Aber Oen blieb immer der Star mit Bodenhaftung, der stolz auf seinen kleinen Heimatort war. Bis er 16 war, übte er im 25-Meter-Becken von Öygarden. Erst dann wechselte er nach Bergen, eine Fahrstunde entfernt. Auch dort gibt es nur eine 25-Meter-Bahn. Training in einer Kurzbahn? Für den größten Teil der internationalen Konkurrenz eine absurde Vorstellung. Oen trainierte dort bis zu seinem tragischen Tod. Nur bei Trainingslagern pflügte er durch 50-Meter-Becken. „Wenn man das 25-Meter-Becken nicht als Problem sieht, ist es auch kein Problem“, sagt Madsen. Oen sah es nie als Problem, er war psychisch sehr stabil, das ist einer der Gründe für seinen rasanten Aufstieg. Ein anderer war sein extremer Trainingsfleiß. „Es gab im norwegischen Sport nur wenige Athleten, die härter trainierten als er“, sagt Madsen.

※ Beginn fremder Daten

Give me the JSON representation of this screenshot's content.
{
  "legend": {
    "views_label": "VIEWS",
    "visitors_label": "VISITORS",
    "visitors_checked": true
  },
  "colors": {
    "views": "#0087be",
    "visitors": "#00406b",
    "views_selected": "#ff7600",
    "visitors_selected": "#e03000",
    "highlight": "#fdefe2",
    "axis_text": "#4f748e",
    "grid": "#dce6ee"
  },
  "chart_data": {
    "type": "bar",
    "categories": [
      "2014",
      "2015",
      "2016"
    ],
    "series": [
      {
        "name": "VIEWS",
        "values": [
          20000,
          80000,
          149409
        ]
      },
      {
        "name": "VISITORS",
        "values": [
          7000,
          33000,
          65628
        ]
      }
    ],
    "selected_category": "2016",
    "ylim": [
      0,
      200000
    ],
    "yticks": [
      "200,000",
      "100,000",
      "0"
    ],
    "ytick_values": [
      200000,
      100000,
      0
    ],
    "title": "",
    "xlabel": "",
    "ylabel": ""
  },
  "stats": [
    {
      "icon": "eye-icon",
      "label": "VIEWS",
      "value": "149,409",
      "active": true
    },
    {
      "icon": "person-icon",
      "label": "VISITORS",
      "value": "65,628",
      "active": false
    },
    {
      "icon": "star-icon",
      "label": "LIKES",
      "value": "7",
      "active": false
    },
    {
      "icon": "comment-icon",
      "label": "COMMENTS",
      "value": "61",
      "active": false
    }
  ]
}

Aber Oen war auch begeisterter Fotograf, konnte ausgezeichnet surfen, er war viel auf Skiern unterwegs. Eine Ski-Tour zum Südpol nach der Karriere war fest eingeplant. Die Karriere selber finanzierten ihm Sponsoren, erst lokale, später, nach Olympia-Silber und erst recht nach dem WM-Titel, immer mehr große Geldgeber.

Zuletzt hatte ihn eine Nervenentzündung unter einem Schulterblatt zu einer mehrwöchigen Pause gezwungen, erst vor einem Monat, im Trainingslager in Flaggstaff, USA, war er wieder ins Training eingestiegen. In der vergangenen Woche spulte er im Wasser schon wieder 60 Kilometer ab. Eine zu hohe Belastung? War das der Grund für den Herzschlag? Der Arzt des norwegischen Schwimmverbands dementierte entschieden. Oen sei absolut gesund gewesen.

In Bergen wird gerade eine neue Schwimmhalle gebaut, eine mit 50-Meter-Becken. Einweihungstermin: Ende 2013. In Norwegen gibt es seit Dienstag viele Stimmen, die sagen, für den Bau komme nur ein Name in Frage: „Alexander Dale Oen“-Halle.